I read the “dossier” on the Virginia Tech shooting in my local paper yesterday. There was a whole section on backlash and fears of it or not, mostly from articles reprinted from the American press. It’s funny, (not) but when there was a similar shooting at a college in Montreal last September, no-one mentioned backlash.
The perp there was of South Asian origin, and there was some discussion of how racism and being caught between two cultures might have been difficult for him and set him on the rocky road to gunning down a bunch of people and then himself. However, when backlash was briefly described a week later, it was not in a racial context, but in the form of testimonies from young people in the goth movement, who reported that people looked at them even more warily now (the guy had posted several graphic videos about being some kind of grim reaper on goth-community sites), and some even said they’d been the object of hateful outbursts in the street.
So yesterday morning I thought, “what does that say about American society to even have to ask the question about backlash at all?”
I must admit, even though I am not American and not living in the US, I felt sad when I discovered the race of the shooter, which I note was mentioned immediately (much later in the Montreal shooting) and erroneously.
I felt sad because of the “representation dilemma”. When “one of our own” does something reprehensible, we all feel concerned.

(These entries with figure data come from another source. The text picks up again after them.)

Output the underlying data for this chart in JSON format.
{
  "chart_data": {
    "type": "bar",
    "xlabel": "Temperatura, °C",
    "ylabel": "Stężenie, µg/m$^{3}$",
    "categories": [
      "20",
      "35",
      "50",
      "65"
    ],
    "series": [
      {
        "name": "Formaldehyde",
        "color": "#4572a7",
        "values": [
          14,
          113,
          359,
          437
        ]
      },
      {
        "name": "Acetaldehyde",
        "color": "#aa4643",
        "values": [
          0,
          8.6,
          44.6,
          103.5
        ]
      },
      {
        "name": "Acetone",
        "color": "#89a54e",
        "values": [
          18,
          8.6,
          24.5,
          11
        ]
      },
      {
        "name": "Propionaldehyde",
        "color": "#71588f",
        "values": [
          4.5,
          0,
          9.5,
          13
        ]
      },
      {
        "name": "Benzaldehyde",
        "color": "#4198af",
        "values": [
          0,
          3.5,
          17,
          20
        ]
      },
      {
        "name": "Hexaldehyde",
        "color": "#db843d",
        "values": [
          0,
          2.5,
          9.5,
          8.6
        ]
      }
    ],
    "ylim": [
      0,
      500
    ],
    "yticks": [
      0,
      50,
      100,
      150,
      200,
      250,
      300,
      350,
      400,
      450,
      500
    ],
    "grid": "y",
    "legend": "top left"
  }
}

It is a reality for minorities everywhere.
Perhaps “sad” is not the right word. Feelings of anger and fear, as well as sadness, from Asian people have been mentioned in other blogs (see ricedaddies, reappropriate). I noted anger against Cho seemed prevalent, as if he’d let us all down. Fear that we will be held responsible for his actions abounds.
Perhaps “sad” is the right word – I feel sad that fellow Asians should have to deal with these feelings. And I also feel anger – anger against a society that makes it our problem, and that makes it a “whites against people of colour” problem even though Cho himself was not racially discriminating in whom he shot in cold blood.
I am fortunate that I do not have to feel fear because I do not live in the States, but I am very conscious that my emotions stem from a general feeling of not being safe that is common to many people of colour.
My heart goes out to the families of the victims and to all those who have to deal personally with the aftermath of this tragic event, whether they were actually physically involved or not.